[코테] 리트코드 연결 리스트 328. Odd Even Linked List

328. Odd Even Linked List

문제 링크

https://leetcode.com/problems/odd-even-linked-list/description/

문제 설명

Given the head of a singly linked list, group all the nodes with odd indices together followed by the nodes with even indices, and return the reordered list.

The first node is considered odd, and the second node is even, and so on.

Note that the relative order inside both the even and odd groups should remain as it was in the input.

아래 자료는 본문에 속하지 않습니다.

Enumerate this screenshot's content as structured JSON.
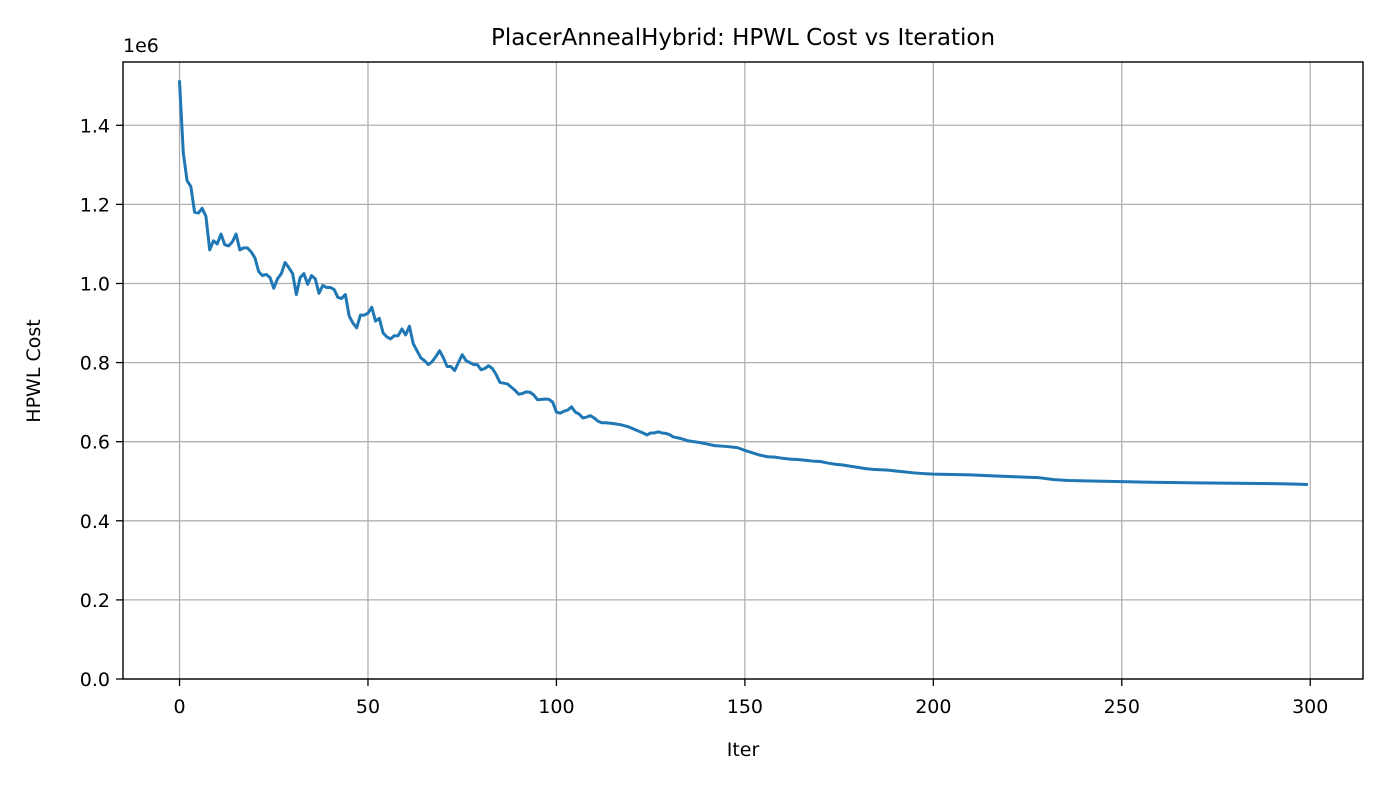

You must solve the problem in O(1) extra space complexity and O(n) time complexity.

제한 사항

• The number of nodes in the linked list is in the range [0, 10^4].
• -10^6 <= Node.val <= 10^6

입출력 예 #1

1. Input: head = [1,2,3,4,5]
2. Output: [1,3,5,2,4]

입출력 예 #2

1. Input: head = [2,1,3,5,6,4,7]
2. Output: [2,3,6,7,1,5,4]

문제 풀이

반복하면서 홀수 노드와 짝수 노드를 각각 연결시킨 이후 홀수 노드의 마지막을 짝수 노드의 헤드로 연결한다.

class Solution:
    def oddEvenList(self, head: Optional[ListNode]) -> Optional[ListNode]:
        # 예외 처리
        if head is None:
            return None

        odd = head
        even = even_head = head.next

        # 반복하면서 홀짝 노드 처리
        while even and even.next :
            odd.next, even.next = odd.next.next, even.next.next
            odd, even = odd.next, even.next

        # 홀수 노드의 마지막을 짝수 헤드로 연결
        odd.next = even_head
        return head